Ianto stopped writing on the clipboard and looked carefully at Jack. He could see the exhaustion and sadness in his face. Even though Suzie hadn’t been hired by Jack, they had still worked together for a long time and had developed a good working relationship. This whole affair was taking its toll on Jack, and Ianto wanted to do something special for him.

“If you’re interested, I’ve still got that stopwatch,” Ianto smiled over at Jack.

Jack, still lost in his thoughts on Suzie and how many people he’d had to put in the morgue over the years, didn’t catch the hidden meaning in Ianto’s words. He raised his head again and looked over at him. “So?”

“Well, think about it. Lots of things you can do with a stopwatch.”

Ianto and Jack looked at each other steadily until Jack broke out into an enormous grin as he realised exactly what Ianto was offering. His grin was so joyful and full of promise that it caused Ianto’s entire body to respond and he knew right there and then that there wasn’t a single thing he wouldn’t do for Jack.

“Oh, yeah.
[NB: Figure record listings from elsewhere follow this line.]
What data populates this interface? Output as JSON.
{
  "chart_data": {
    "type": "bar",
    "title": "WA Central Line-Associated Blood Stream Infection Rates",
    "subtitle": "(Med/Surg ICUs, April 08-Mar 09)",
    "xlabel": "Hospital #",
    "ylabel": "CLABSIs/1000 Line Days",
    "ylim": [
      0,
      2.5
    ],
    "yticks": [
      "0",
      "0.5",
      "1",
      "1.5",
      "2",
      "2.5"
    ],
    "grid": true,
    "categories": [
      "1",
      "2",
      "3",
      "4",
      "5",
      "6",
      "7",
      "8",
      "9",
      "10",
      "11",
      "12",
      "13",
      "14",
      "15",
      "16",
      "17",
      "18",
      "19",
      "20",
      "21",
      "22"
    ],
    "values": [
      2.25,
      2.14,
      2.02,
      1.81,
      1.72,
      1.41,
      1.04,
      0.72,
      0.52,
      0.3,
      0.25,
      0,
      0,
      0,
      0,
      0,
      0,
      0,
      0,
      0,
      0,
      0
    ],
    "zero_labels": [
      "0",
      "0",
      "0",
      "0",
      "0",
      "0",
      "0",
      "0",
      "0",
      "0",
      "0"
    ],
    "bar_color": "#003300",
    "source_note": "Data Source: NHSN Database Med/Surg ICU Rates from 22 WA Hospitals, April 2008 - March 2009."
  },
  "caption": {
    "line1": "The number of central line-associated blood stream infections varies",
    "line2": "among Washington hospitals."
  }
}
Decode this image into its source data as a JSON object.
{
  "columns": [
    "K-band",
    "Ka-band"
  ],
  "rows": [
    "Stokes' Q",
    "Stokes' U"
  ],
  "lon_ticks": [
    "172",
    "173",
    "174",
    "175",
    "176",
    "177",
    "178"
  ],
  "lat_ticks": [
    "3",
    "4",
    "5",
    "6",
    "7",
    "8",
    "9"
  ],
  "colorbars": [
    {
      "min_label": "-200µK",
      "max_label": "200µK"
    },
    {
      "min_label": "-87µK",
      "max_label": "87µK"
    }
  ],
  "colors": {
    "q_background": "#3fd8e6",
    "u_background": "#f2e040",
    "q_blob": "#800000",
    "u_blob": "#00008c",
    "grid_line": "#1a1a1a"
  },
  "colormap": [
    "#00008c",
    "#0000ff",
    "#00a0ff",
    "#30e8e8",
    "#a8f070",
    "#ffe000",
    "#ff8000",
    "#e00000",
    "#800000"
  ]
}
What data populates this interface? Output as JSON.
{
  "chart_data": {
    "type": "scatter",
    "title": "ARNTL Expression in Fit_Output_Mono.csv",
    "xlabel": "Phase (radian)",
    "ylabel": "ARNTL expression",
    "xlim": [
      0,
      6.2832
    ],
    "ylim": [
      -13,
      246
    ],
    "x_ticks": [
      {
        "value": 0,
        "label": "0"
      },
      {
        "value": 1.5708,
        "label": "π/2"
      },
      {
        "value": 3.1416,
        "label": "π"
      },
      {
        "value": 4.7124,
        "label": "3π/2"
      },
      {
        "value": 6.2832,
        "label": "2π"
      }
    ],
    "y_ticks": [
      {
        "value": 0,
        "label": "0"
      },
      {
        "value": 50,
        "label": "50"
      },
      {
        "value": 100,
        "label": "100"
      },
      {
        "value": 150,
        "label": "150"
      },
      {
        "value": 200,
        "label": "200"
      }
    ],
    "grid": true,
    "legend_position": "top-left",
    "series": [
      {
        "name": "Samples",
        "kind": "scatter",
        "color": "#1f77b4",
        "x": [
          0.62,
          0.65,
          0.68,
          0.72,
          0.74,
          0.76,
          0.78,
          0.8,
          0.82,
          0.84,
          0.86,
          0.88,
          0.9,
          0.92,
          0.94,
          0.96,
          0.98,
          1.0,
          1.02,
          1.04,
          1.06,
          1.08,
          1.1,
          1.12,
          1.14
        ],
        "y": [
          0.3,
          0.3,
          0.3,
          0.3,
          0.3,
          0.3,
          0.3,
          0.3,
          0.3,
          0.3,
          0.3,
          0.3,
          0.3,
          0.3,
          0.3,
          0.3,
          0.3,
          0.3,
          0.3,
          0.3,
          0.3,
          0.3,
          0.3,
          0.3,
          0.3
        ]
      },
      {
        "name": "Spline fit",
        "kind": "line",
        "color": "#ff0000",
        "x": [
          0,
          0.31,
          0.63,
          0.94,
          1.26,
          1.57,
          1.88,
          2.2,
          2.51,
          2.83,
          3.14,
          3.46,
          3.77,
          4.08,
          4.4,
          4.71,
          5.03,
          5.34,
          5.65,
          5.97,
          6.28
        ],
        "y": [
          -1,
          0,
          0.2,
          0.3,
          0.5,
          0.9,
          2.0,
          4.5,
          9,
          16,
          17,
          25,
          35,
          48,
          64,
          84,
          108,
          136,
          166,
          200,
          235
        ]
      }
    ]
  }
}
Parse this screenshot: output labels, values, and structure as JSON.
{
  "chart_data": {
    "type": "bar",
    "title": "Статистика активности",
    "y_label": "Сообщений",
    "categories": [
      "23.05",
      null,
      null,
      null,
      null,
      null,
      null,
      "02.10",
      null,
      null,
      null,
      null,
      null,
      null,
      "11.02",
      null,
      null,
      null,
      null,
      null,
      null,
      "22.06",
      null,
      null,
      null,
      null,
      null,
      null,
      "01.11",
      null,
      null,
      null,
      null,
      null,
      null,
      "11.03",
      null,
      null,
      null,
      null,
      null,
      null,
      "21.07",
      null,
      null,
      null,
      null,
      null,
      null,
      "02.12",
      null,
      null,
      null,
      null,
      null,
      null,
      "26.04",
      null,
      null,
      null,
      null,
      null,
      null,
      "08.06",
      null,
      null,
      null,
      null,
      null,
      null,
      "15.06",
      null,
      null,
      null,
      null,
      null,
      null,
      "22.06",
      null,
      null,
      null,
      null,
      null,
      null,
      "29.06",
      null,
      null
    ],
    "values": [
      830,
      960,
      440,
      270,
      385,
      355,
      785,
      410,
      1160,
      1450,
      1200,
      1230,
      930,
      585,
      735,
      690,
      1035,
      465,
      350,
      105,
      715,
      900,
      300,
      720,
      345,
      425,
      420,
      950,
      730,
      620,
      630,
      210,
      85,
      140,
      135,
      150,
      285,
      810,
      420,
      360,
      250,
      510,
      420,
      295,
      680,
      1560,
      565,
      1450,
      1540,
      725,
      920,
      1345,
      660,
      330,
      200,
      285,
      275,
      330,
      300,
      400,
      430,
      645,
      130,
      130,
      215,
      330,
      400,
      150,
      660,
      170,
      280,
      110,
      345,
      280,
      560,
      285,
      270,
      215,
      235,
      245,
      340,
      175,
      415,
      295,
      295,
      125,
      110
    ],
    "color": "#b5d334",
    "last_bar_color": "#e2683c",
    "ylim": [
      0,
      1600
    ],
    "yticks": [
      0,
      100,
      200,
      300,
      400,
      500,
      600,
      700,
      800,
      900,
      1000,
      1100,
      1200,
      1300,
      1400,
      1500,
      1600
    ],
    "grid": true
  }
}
I can think of a few,” Jack was finally able to reply.

“There’s quite a list.”

“Send the others home early. I’ll see you in your office in ten.”

“That’s ten minutes…” Ianto pulled out the stopwatch and clicked the button, “…and counting.”

As Jack walked away, the smile fell off Ianto’s face. He closed Max’s drawer and looked at the next one over. There had been a body in that vault since 1901, but there was no record of who was in it. Whoever it was, the previous directors had not even told the committee about it, instead only leaving a note for each successive director saying that the vault should never be touched and special care to be taken that it would always stay working, no matter what happened to the Hub. Ianto ran his finger over the numbers on the drawer; clearly, someone important was in there.